The story itself is from the New England Journal of Medicine - so has originated from doctors themselves, trying to improve the care that patients receive by fighting against the market forces that increasingly try to reduce medical professionals to the same depth as any other druge worker stuck in a poverty trap.
Part of the problem with this is that any video game (or other) test that is reasonably quick is going to be reaction based. Surgery is not about quick reactions. I've watched open heart surgery, and it took a good 4-5 hours to complete.

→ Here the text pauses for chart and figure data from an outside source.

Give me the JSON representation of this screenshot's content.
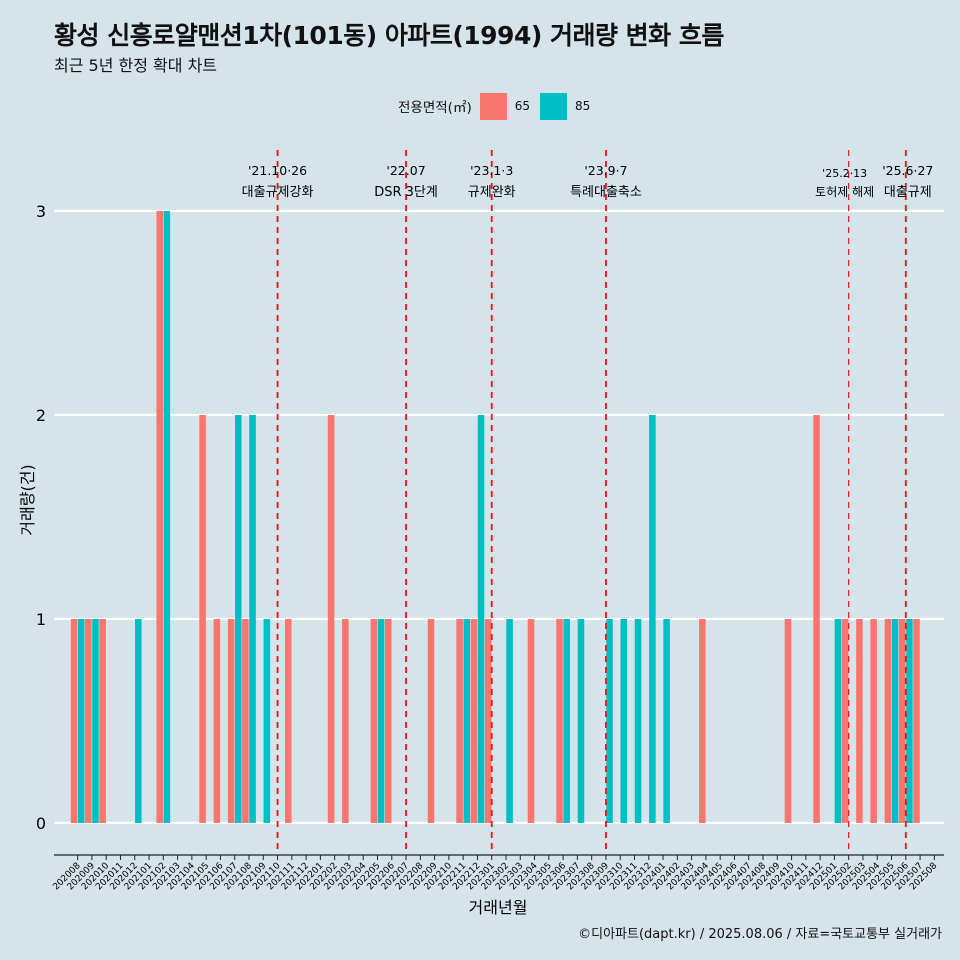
{
  "title": "황성 신흥로얄맨션1차(101동) 아파트(1994) 거래량 변화 흐름",
  "subtitle": "최근 5년 한정 확대 차트",
  "caption": "©디아파트(dapt.kr) / 2025.08.06 / 자료=국토교통부 실거래가",
  "chart_data": {
    "type": "bar",
    "xlabel": "거래년월",
    "ylabel": "거래량(건)",
    "ylim": [
      0,
      3
    ],
    "y_ticks": [
      "0",
      "1",
      "2",
      "3"
    ],
    "legend": {
      "title": "전용면적(㎡)",
      "position": "top",
      "entries": [
        {
          "label": "65",
          "color": "#f8766d"
        },
        {
          "label": "85",
          "color": "#00bfc4"
        }
      ]
    },
    "categories": [
      "202008",
      "202009",
      "202010",
      "202011",
      "202012",
      "202101",
      "202102",
      "202103",
      "202104",
      "202105",
      "202106",
      "202107",
      "202108",
      "202109",
      "202110",
      "202111",
      "202112",
      "202201",
      "202202",
      "202203",
      "202204",
      "202205",
      "202206",
      "202207",
      "202208",
      "202209",
      "202210",
      "202211",
      "202212",
      "202301",
      "202302",
      "202303",
      "202304",
      "202305",
      "202306",
      "202307",
      "202308",
      "202309",
      "202310",
      "202311",
      "202312",
      "202401",
      "202402",
      "202403",
      "202404",
      "202405",
      "202406",
      "202407",
      "202408",
      "202409",
      "202410",
      "202411",
      "202412",
      "202501",
      "202502",
      "202503",
      "202504",
      "202505",
      "202506",
      "202507",
      "202508"
    ],
    "series": [
      {
        "name": "65",
        "color": "#f8766d",
        "values": [
          1,
          1,
          1,
          0,
          0,
          0,
          3,
          0,
          0,
          2,
          1,
          1,
          1,
          0,
          0,
          1,
          0,
          0,
          2,
          1,
          0,
          1,
          1,
          0,
          0,
          1,
          0,
          1,
          1,
          1,
          0,
          0,
          1,
          0,
          1,
          0,
          0,
          0,
          0,
          0,
          0,
          0,
          0,
          0,
          1,
          0,
          0,
          0,
          0,
          0,
          1,
          0,
          2,
          0,
          1,
          1,
          1,
          1,
          1,
          1,
          0
        ]
      },
      {
        "name": "85",
        "color": "#00bfc4",
        "values": [
          1,
          1,
          0,
          0,
          1,
          0,
          3,
          0,
          0,
          0,
          0,
          2,
          2,
          1,
          0,
          0,
          0,
          0,
          0,
          0,
          0,
          1,
          0,
          0,
          0,
          0,
          0,
          1,
          2,
          0,
          1,
          0,
          0,
          0,
          1,
          1,
          0,
          1,
          1,
          1,
          2,
          1,
          0,
          0,
          0,
          0,
          0,
          0,
          0,
          0,
          0,
          0,
          0,
          1,
          0,
          0,
          0,
          1,
          1,
          0,
          0
        ]
      }
    ],
    "annotations": [
      {
        "date": "'21.10·26",
        "label": "대출규제강화",
        "month": "202110"
      },
      {
        "date": "'22.07",
        "label": "DSR 3단계",
        "month": "202207"
      },
      {
        "date": "'23.1·3",
        "label": "규제완화",
        "month": "202301"
      },
      {
        "date": "'23.9·7",
        "label": "특례대출축소",
        "month": "202309"
      },
      {
        "date": "'25.2·13",
        "label": "토허제 해제",
        "month": "202502"
      },
      {
        "date": "'25.6·27",
        "label": "대출규제",
        "month": "202506"
      }
    ]
  }
}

Surgery is about slow, slow precision, and by the time you could test for that, the patient is probably already screwed. Think of it this way: go to a hospital, and ask who are there best surgeons. You'll find out a lot of them are at least in their 40s, if not 50s and 60s. When was the last time you found ANY 40, 50, or 60 year old who was a legit gamer?
This is a common misconception but is not true. Which imaging modality to use depends on the clinical scenario. MRIs have the downside of taking a long time, requiring the patient to be relatively still during this time, and being in an enclosed space (which some patients refuse to go into - hence the development of "open" MRI patients). And yes, they are expensive. CTs in contrast (pardon the pun) are quick, much cheaper, and do an excellent job of visualizing things like blood which is important in stroke management, trauma, etc...In the acute setting, your patient might die in the MRI machine while a CT scan would give you all the information you need in a much timelier fashion.
-- The Genesis project? What's that?